Lifting My Mosquito Net, Therefore, Very Quietly, I Let
Drive With My Fist At It, Putting All My Pent-Up Indignation And Anger
For Sleepless Nights Into The Blow.
Alas!
It was a very solid dog that
I struck against, being nothing more nor less than the side of one of
my boxes, and I barked my knuckles rather badly. The laughter of the
Dayaks was loud and prolonged when Dubi translated the yarn to them
next day, and they remembered it long afterwards. Until I heard the
roar of laughter that went up, the story had not struck me as being
so very amusing!
All around the house for some distance was a forest of tall
fruit-trees. They had of course all been planted in times past by
the Dayaks' ancestors, and every tree had its owner, but they had
become mixed up with many beautiful wild tropic growths which had
sprung up between the trees.
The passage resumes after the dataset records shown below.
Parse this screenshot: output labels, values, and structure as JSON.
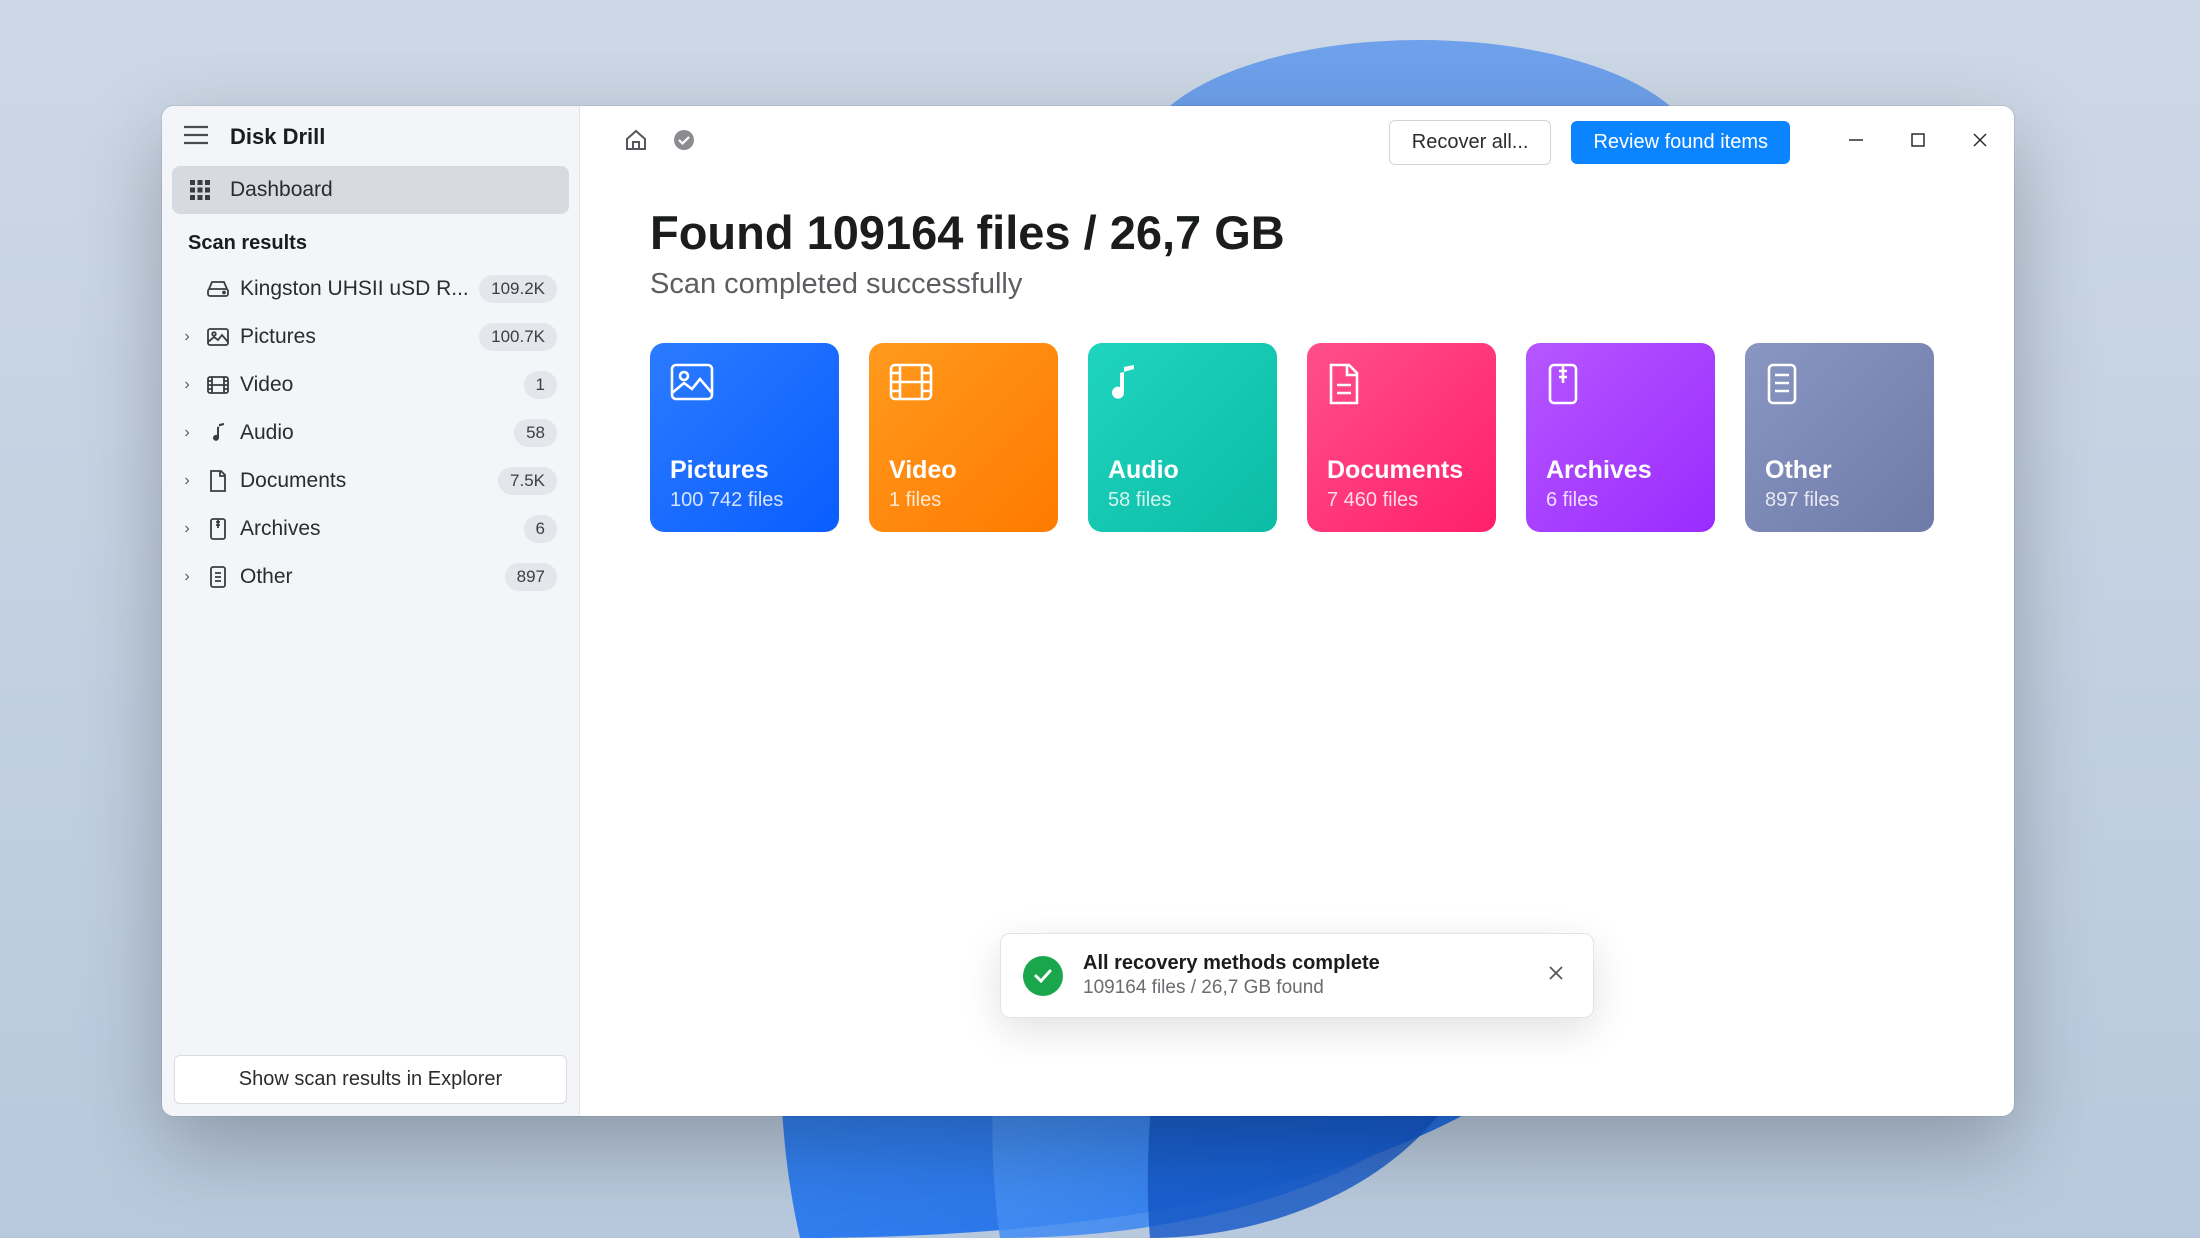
{
  "app": {
    "title": "Disk Drill"
  },
  "sidebar": {
    "dashboard_label": "Dashboard",
    "section_label": "Scan results",
    "drive": {
      "name": "Kingston UHSII uSD R...",
      "count": "109.2K"
    },
    "items": [
      {
        "label": "Pictures",
        "count": "100.7K"
      },
      {
        "label": "Video",
        "count": "1"
      },
      {
        "label": "Audio",
        "count": "58"
      },
      {
        "label": "Documents",
        "count": "7.5K"
      },
      {
        "label": "Archives",
        "count": "6"
      },
      {
        "label": "Other",
        "count": "897"
      }
    ],
    "explorer_button": "Show scan results in Explorer"
  },
  "toolbar": {
    "recover_label": "Recover all...",
    "review_label": "Review found items"
  },
  "main": {
    "headline": "Found 109164 files / 26,7 GB",
    "subhead": "Scan completed successfully"
  },
  "cards": [
    {
      "title": "Pictures",
      "sub": "100 742 files"
    },
    {
      "title": "Video",
      "sub": "1 files"
    },
    {
      "title": "Audio",
      "sub": "58 files"
    },
    {
      "title": "Documents",
      "sub": "7 460 files"
    },
    {
      "title": "Archives",
      "sub": "6 files"
    },
    {
      "title": "Other",
      "sub": "897 files"
    }
  ],
  "toast": {
    "title": "All recovery methods complete",
    "sub": "109164 files / 26,7 GB found"
  },
  "colors": {
    "accent": "#0a84ff"
  }
}
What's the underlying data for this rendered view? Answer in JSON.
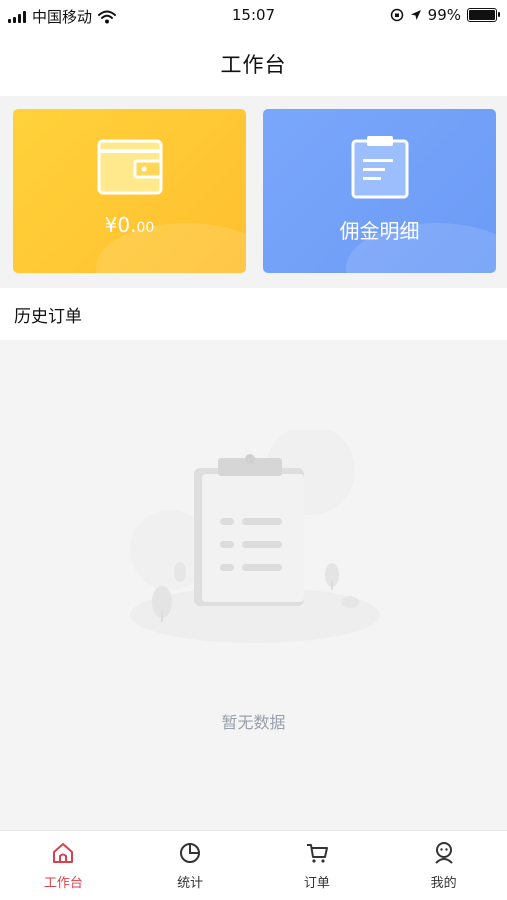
{
  "status_bar": {
    "carrier": "中国移动",
    "time": "15:07",
    "battery": "99%"
  },
  "header": {
    "title": "工作台"
  },
  "cards": {
    "wallet": {
      "amount_main": "¥0.",
      "amount_decimal": "00",
      "icon": "wallet-icon",
      "color": "#ffc52f"
    },
    "commission": {
      "label": "佣金明细",
      "icon": "clipboard-icon",
      "color": "#709ff8"
    }
  },
  "history": {
    "title": "历史订单",
    "empty_text": "暂无数据"
  },
  "tabs": [
    {
      "label": "工作台",
      "icon": "home-icon",
      "active": true
    },
    {
      "label": "统计",
      "icon": "pie-chart-icon",
      "active": false
    },
    {
      "label": "订单",
      "icon": "cart-icon",
      "active": false
    },
    {
      "label": "我的",
      "icon": "profile-icon",
      "active": false
    }
  ],
  "colors": {
    "accent": "#d8424e"
  }
}
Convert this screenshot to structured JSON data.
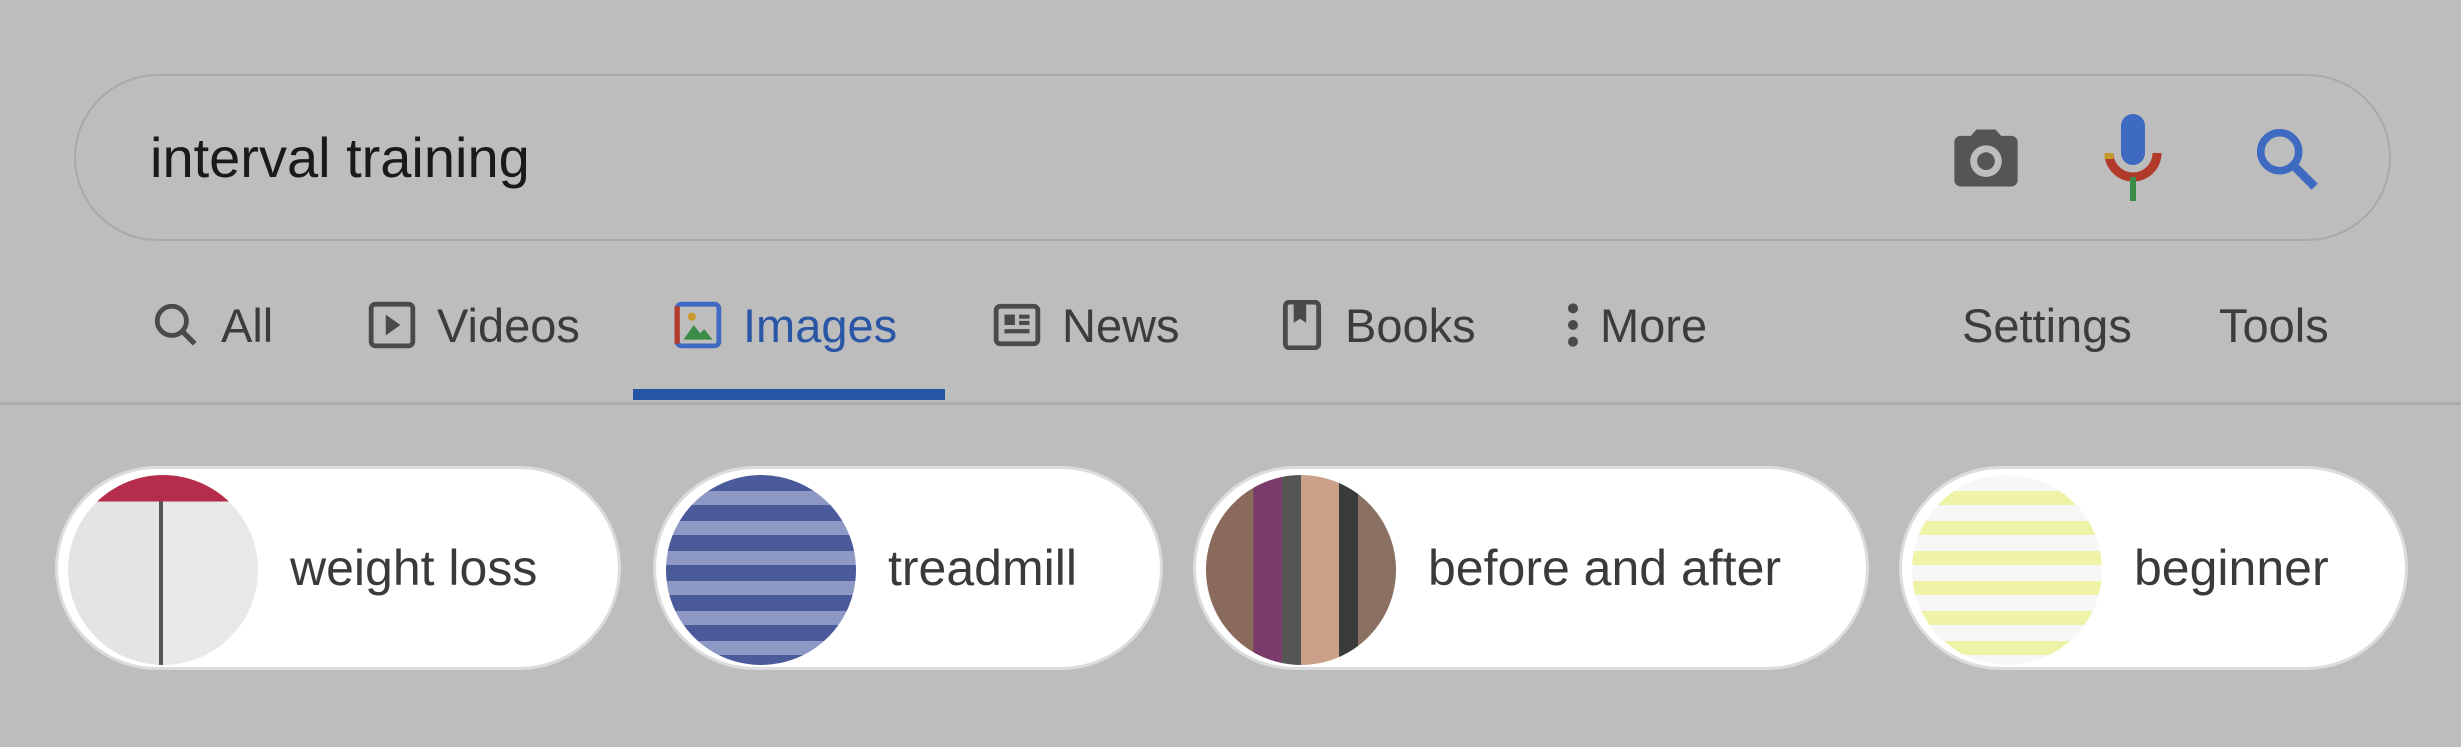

Some of these fruit-trees, such as the
"durian," "rambutan," mango, mangosteen, "tamadac" or jackfruit,
"lansat" and bananas, were familiar to me, but there were a great
number of fruits that I had never heard of before, and I got their
names from my Dayak friends.[13]
Needless to say, I never before tasted so many fruits that were
entirely new to me, and most of them were ripe at the time of my
visit. The "durian" comes easily first. It is without doubt the
king of all fruit in both the tropic and temperate zones, and is
popular alike with man and beast, the orang-utan being a great
culprit in robbing the Dayaks of their "durians." I never saw the
"good" "durian" growing wild in Sarawak, but I tasted here a small
wild kind with an orange centre which made me violently sick.